Disney Joins Netflix In Harassing Password Sharers As The Enshittification Of Streaming Continues
We've noted a few times now how as the streaming sector consolidates and grows, it's becoming more and more like the traditional cable industry it disrupted. This enshittification includes a lot of endless price hikes, a steady degradation of product quality, pointless mergers that cause endless layoffs, and the implementation of new restrictive efforts to nickel-and-dime customers.
Like Netflix's recent crackdown on password sharing.
Netflix spent years encouraging the practice as a form of free advertising. But as the streaming market's growth saturated, Netflix turned to more creative ways to give Wall Street its improved quarterly returns at any cost (including product quality or customer satisfaction). Like charging users even more money for something it already monetized (users were already paying more for more simultaneous streams).

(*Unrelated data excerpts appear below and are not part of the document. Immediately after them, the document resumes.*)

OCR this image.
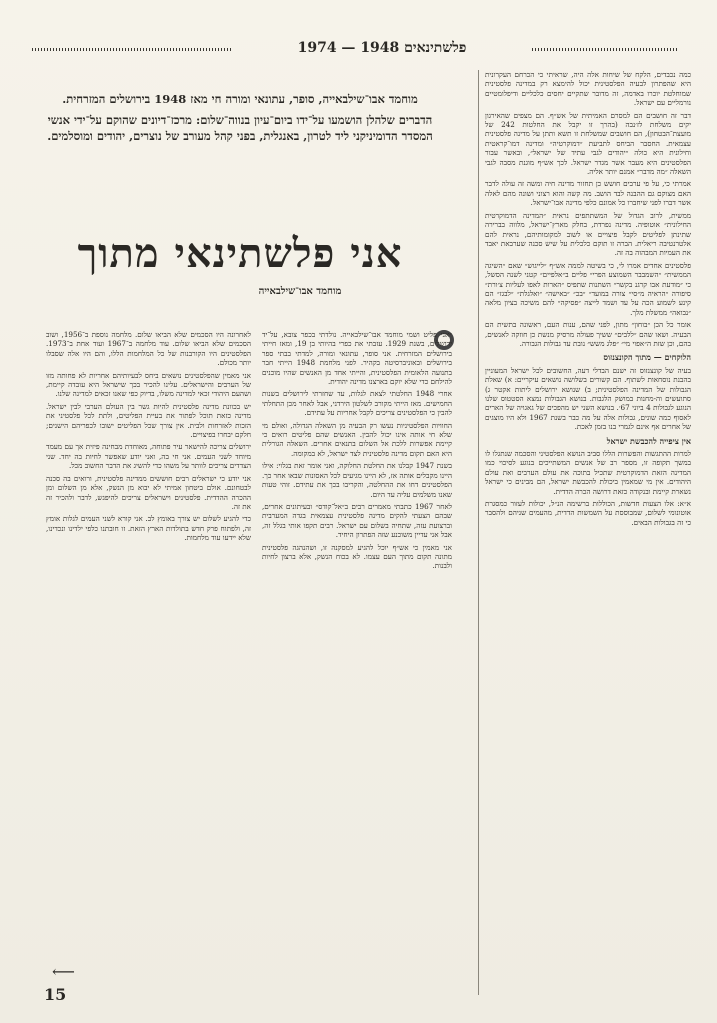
פלשתינאים 1948 — 1974

כמה נכבדים, הלקח של שיחות אלה היה, שראיתי כי הכרחם העקרונית היא שהפתרון לבעיה הפלסטינית יכול להימצא רק במדינה פלסטינית שמוחלטת יוכרו באדמה, זה מדובר שתקיים יחסים כלכליים ודיפלומטיים נורמליים עם ישראל.

דבר זה חושבים הם למסרם האמיתית של אש״ף. הם מצפים שהאירגון יקים משלחת לז׳נבה (בהרך זו יקבל את החלטות 242 של מועצת־הבטחון), הם חושבים שמשלחת זו תשא ותתן על מדינה פלסטינית עצמאית. החסבר הביחס לתביעת ״דמוקרטיה״ ומדינה דמו־קראטית וחילונית היא כולה ״יהודים לגבי עתיד של ישראל״, ובאשר עבור הפלסטינים היא מעבר אשר מגדר ישראל. לכך אש״ף מוגנת מסבה לגבי השאלה ״מה מדבר״ אמנם יותר אליה.

אמרתי כי, על פי ערבים חושש כן תחזור מדינה חיה ומשה זה עולה לדבר האם מצוקם גם ההבנה לבד הושב. מה קשה והוא רצוני ושונה מהם לאלה אשר דברו לפני שיחברו כל אמונם כלפי מדינה אבו־ישראל.

ממשית, לרוב הגדול של המשתתפים נראית ״המדינה הדמוקרטית החילונית״ אוטופיה. מדינה נפרדת, בחלק מארץ־ישראל, מלווה בברירה שתינתן לפליטים לקבל פיצויים או לשוב למקומותיהם, נראית להם אלטרנטיבה ריאלית. הברה זו תוקם כלכלית על שיש סכנה שערבאת יאבד את העמיות המבהוה בה זה.

פלסטינים אחדים אמרו לי, כי בשיטה לממה אש״ף ״לייגוש״ שאם ״השיגה הממשית״ ״השמבבר השמוצע הפרי״ פליים ב״אלפיים״ קטני לשנה הסשל, כי ״מודעת אבו קרגנ בקשר״ השתנות שתפיס ״הארות לאפו לעליות צ׳ורת״ סיפורה ״הראיה מ״סי״ צורה במועד״ ״בכ״ ״באישה״ ״ואלגלת״ ״לבגז״ הם קינע לשמוע הכה על עד ושמד לייצה ״פסיקה״ להם משיכה בציון מלאה ״נבואה״ ממשלת מלך.

אומר כל הכן ״בוחון״ מתון, לפני שהם, ענות העם, ראשונה בתשית הם הבעיה. ושאו שהם ״ללבים״ ששיך פעולה מרסיק מנשת כן חוזקה לאנשים, בהם, וכן שזת ה״אפוי מי״ ״פלג משש״ נובת עד גבולות הגבורה.

הלוקחים — מתוך הקונצנזוס

בעיה של קונצנזוס זה ישנם הבדלי דעה, החשובים לכל ישראל המעוניין בהבנת נוסחאות לשתוף. הם קשורים בשלושה נושאים עיקריים: א) שאלת הגבולות של המדינה הפלסטינית; ב) שנושא ירושלים ליתות אקטר ג) סתועשים וה-מחנות במושק הלגבות. בנושא הגבולות נמצא הסטטוס שלנו הנוגע לגבולות 4 ביוני 67׳. בנושא השני יש מהפכים של גאגויה של הארים לאסוף כמה שונים, גבולות אלה על מה כבר בשנת 1967 ולא היו מוצגים של אחרים אף אינם לגמרי בנו בזמן לאכת.

אין ציפייה להכבשת ישראל

למרות ההתגשות והפשרות הללו סביב הנושא הפלסטיני והסכמה שנתגלו לו במשך תקופה זו, מספר רב של אנשים המשתייכים בנוגע לסיכוי כמו המדינה הזאת הדמוקרטית שתכיל בתוכה את עולם הערבים ואת עולם היהודים. אין מי שמאמין ביכולת להכבשת ישראל, הם מבינים כי ישראל נשארת קיימת ובנקודה כזאת דרושה הכרה הדדית.

א״א: אלו הצעות חדשות, הכוללות ברשימה הנ״ל, יכולות לעזור כמסגרת אוטונומי לשלום, שמבוססת על השמשות הדדית, מהעמים שניהם ולהסבר כי זה בגבולות הבאים.

מוחמד אבו־שילבאייה, סופר, עתונאי ומורה חי מאז 1948 בירושלים המזרחית.
הדברים שלהלן הושמעו על־ידו ביום־עיון בנווה־שלום: מרכז־דיונים שהוקם על־ידי אנשי המסדר הדומיניקני ליד לטרון, באנגלית, בפני קהל מעורב של נוצרים, יהודים ומוסלמים.
אני פלשתינאי מתוך
מוחמד אבו־שילבאייה

״אני פליט ושמי מוחמד אבו־שילבאייה. נולדתי בכפר צובא, על־יד ירושלים, בשנת 1929. עזבתי את כפרי בהיותי בן 19, ומאז חייתי בירושלים המזרחית. אני סופר, עתונאי ומורה, למדתי בבתי ספר בירושלים ובאוניברסיטה בקהיר. לפני מלחמת 1948 הייתי חבר בתנועה הלאומית הפלסטינית, והייתי אחד מן האנשים שהיו מוכנים להילחם כדי שלא יוקם בארצנו מדינה יהודית.

אחרי 1948 החלטתי לצאת לגלות, עד שחזרתי לירושלים בשנות החמישים. מאז הייתי מקורב לשלטון הירדני, אבל לאחר מכן התחלתי להבין כי הפלסטינים צריכים לקבל אחריות על עתידם.

החוויות הפלסטיניות נעשו רק הבעיה מן השאלה הגדולה, ואולם מי שלא חי אותה אינו יכול להבין. האנשים שהם פליטים רואים כי קיימת אפשרות ללכת אל השלום בתנאים אחרים. השאלה הגורלית היא האם תקום מדינה פלסטינית לצד ישראל, לא במקומה.

בשנת 1947 קבלנו את החלטת החלוקה, ואני אומר זאת בגלוי: אילו היינו מקבלים אותה אז, לא היינו מגיעים לכל האסונות שבאו אחר כך. הפלסטינים דחו את ההחלטה, והקריבו בכך את עתידם. זוהי טעות שאנו משלמים עליה עד היום.

לאחר 1967 כתבתי מאמרים רבים ב״אל־קודס״ ובעיתונים אחרים, שבהם הצעתי להקים מדינה פלסטינית עצמאית בגדה המערבית וברצועת עזה, שתחיה בשלום עם ישראל. רבים תקפו אותי בגלל זה, אבל אני עדיין משוכנע שזה הפתרון היחיד.

אני מאמין כי אש״ף יוכל להגיע למסקנה זו, ושהנהגה פלסטינית מתונה תקום מתוך העם עצמו. לא בכוח הנשק, אלא ברצון לחיות ולבנות.

לאחרונה היו הסכמים שלא הביאו שלום. מלחמה נוספת ב־1956, ושוב הסכמים שלא הביאו שלום. עוד מלחמה ב־1967 ועוד אחת ב־1973. הפלסטינים היו הקורבנות של כל המלחמות הללו, והם היו אלה שסבלו יותר מכולם.

אני מאמין שהפלסטינים נושאים ביחס לבעיותיהם אחריות לא פחותה מזו של הערבים והישראלים. עלינו להכיר בכך שישראל היא עובדה קיימת, ושהעם היהודי זכאי למדינה משלו, בדיוק כפי שאנו זכאים למדינה שלנו.

יש בכוונת מדינה פלסטינית להיות גשר בין העולם הערבי לבין ישראל. מדינה כזאת תוכל לפתור את בעיית הפליטים, ולתת לכל פלסטיני את הזכות לאזרחות ולבית. אין צורך שכל הפליטים ישובו לכפריהם הישנים; חלקם יבחרו בפיצויים.

ירושלים צריכה להישאר עיר פתוחה, מאוחדת מבחינה פיזית אך עם מעמד מיוחד לשני העמים. אני חי בה, ואני יודע שאפשר לחיות בה יחד. שני הצדדים צריכים לוותר על משהו כדי להשיג את הדבר החשוב מכל.

אני יודע כי ישראלים רבים חוששים ממדינה פלסטינית, ורואים בה סכנה לבטחונם. אולם ביטחון אמיתי לא יבוא מן הנשק, אלא מן השלום ומן ההכרה ההדדית. פלסטינים וישראלים צריכים להיפגש, לדבר ולהכיר זה את זה.

כדי להגיע לשלום יש צורך באומץ לב. אני קורא לשני העמים לגלות אומץ זה, ולפתוח פרק חדש בתולדות הארץ הזאת. זו חובתנו כלפי ילדינו ונכדינו, שלא יידעו עוד מלחמות.

⟵
15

Unsurprisingly, other companies like Disney are now following suit, starting with Canada:
Disney has not provided many details on how it plans to enforce this policy - its email merely states that we're implementing restrictions on your ability to share your account or login credentials outside of your household." The announcement reads more like a strong finger wag than anything else. You may not share your subscription outside of your household," reads the company's updated Help Center."
Despite what Netflix and Disney claim, password sharing is not a major threat to these companies' fortunes. In part because there's no guarantee that the moochers" they're harassing (usually college kids or people who don't like paying for things) will sign up for their own accounts. Analysts have noted a lot of these companies' predictions of how much money they'll make from crackdowns are based in fantasy.
Netflix claims the crackdown has been a smashing success, but there's no hard evidence that's actually true so far. These streaming giants aren't really required to detail where new subscriptions are coming from in earnings reports, so whatever happens they'll insist it's all been a smashing success either way.
But nickel-and-diming your users as the streaming market gets more competitive simply isn't all that bright. Streaming competitors looking to make market inroads can give themselves an edge by simply being less annoying. And should some companies push too hard, they risk increasingly driving paying customers to the next layer of disruptive services like TikTok, Twitch, or YouTube as the cycle continues.